The report determined that the tech sector needs a more robust state-led marketing strategy, better recruitment of larger companies, better infrastructure in the form of faster internet and less expensive commercial space, and more access to capital through state funds or in-state investors.
The report recommends giving more money to the SC Launch fund, which makes $200,000 investments available for early stage startups. The fund currently has a $6 million investment limit. It also said the state should push the Legislature to extend the Angel Investment Tax Credit beyond its 2019 expiration date.
Osborne said he wants the state to create a seed fund for startups. Investors interested in funding a company could ideally pull a matching investment from the state fund — doubling their efforts — and multiple agencies, in addition to SC Launch, could disburse the investments.
“I don’t think the state needs to be in the business of picking companies and investing in them directly, but I think fostering the environment for the private sector to make it attractive to invest in companies here and raise funds here is a role the state can play,” Osborne said.
He said Commerce’s new plan sends a signal to out-of-state investors and companies that the state is paying attention to the tech sector and cultivating a strategy around it.
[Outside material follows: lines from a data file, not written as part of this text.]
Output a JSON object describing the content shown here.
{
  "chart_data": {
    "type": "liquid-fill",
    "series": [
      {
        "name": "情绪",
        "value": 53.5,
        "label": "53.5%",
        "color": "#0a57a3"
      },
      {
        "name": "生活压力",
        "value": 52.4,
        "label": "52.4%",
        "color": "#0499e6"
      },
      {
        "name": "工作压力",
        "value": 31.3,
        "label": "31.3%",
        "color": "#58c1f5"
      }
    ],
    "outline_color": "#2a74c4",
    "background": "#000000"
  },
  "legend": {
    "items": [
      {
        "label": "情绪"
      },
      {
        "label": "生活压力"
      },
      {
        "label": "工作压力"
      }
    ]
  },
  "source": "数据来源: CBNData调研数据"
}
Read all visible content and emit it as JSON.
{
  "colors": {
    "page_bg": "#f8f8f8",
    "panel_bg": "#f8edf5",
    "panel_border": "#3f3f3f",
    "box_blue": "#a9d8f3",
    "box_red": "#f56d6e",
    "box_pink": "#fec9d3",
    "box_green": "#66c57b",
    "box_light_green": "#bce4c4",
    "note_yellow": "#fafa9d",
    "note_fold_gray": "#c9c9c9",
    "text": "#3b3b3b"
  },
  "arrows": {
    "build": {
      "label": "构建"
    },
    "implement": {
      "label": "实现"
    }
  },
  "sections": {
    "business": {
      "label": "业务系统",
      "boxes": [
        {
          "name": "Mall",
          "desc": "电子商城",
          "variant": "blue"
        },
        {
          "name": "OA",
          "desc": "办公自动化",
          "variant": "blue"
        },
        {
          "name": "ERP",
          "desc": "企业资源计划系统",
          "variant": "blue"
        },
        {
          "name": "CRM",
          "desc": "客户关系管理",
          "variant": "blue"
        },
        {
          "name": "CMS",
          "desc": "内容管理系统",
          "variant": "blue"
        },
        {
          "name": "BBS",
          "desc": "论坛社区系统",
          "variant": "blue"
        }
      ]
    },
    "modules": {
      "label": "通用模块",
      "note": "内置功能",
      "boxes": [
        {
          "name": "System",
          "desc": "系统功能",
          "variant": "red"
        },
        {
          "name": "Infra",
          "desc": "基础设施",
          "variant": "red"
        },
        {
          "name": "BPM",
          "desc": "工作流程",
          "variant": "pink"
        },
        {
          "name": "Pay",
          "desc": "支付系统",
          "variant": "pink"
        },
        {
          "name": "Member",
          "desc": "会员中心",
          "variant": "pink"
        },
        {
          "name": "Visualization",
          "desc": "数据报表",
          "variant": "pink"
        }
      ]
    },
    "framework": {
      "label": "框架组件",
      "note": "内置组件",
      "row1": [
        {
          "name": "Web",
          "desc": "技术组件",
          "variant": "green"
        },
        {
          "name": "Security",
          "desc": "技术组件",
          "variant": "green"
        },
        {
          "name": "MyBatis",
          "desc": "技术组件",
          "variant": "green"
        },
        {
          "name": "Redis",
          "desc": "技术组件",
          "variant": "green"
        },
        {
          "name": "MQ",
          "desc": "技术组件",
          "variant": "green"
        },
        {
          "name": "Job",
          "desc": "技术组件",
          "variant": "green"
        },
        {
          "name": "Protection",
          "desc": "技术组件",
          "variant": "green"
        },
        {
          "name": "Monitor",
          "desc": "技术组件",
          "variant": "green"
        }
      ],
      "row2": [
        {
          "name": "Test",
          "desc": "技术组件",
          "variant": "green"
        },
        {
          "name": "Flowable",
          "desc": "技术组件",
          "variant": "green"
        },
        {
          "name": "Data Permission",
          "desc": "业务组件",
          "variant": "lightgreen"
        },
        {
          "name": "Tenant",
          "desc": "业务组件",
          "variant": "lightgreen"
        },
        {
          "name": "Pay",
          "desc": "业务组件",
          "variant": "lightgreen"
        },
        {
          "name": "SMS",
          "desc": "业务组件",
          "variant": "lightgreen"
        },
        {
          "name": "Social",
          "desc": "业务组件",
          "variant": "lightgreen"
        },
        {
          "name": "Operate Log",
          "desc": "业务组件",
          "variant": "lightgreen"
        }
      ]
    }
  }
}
“The private sector is going to do what it’s going to do and money is going to follow good opportunities and entrepreneurs are going to create solutions for problems they see in the world, but where I think it’s invaluable to have a plan like this from the state’s perspective is when national and federal grants come about, or when corporate partners are looking at what their R&D strategy going forward,” he said.
The report emphasized the innovation sector’s huge need for qualified workers.
Peggy Frazier, vice president of global talent acquisition for Daniel Island-based Blackbaud, said creating state-led apprenticeship and training programs for tech companies, like the existing ones designed for the manufacturing sector, would help build the state’s talent pipeline.
Magnesson said startups working to scale up and well-established tech firms both struggle to find enough experienced software engineers.
“Universities are really good at producing junior-level software engineers, but there’s a gap, and it’s the kind of thing you can’t teach, so it’s a Catch-22,” Magnesson said. “And taking on junior-level developers means you have to make an investment to bring them along and hopefully they turn into the developers you need. A lot of companies don’t have the time and the bandwidth to do that.”
The Jack Russell Software Innovation Center in Charleston is one effort to help backfill the needed training post-college, as well as other coding schools like The Iron Yard and Charleston Digital Corridor’s CodeCamp.
Websites like Charleston Open Source and S.C. Innovation Hub seek to tell developers in other tech hubs around the country about the job opportunities and quality of life benefits in the Charleston region, but recruitment can still prove challenging.
“Many candidates are reluctant to take a position in an area where there are few comparable job options, leaving them stranded and immobile if the company is a poor fit,” the innovation report said.
Magnesson said universities and tech firms need to talk more about the skills that are needed and the available opportunities in the state.
“The more talent that we bring down here, the more our software companies can grow, and then we’ll have the bandwidth and the financial investment that it would take to bring on interns and junior-level software developers,” she said.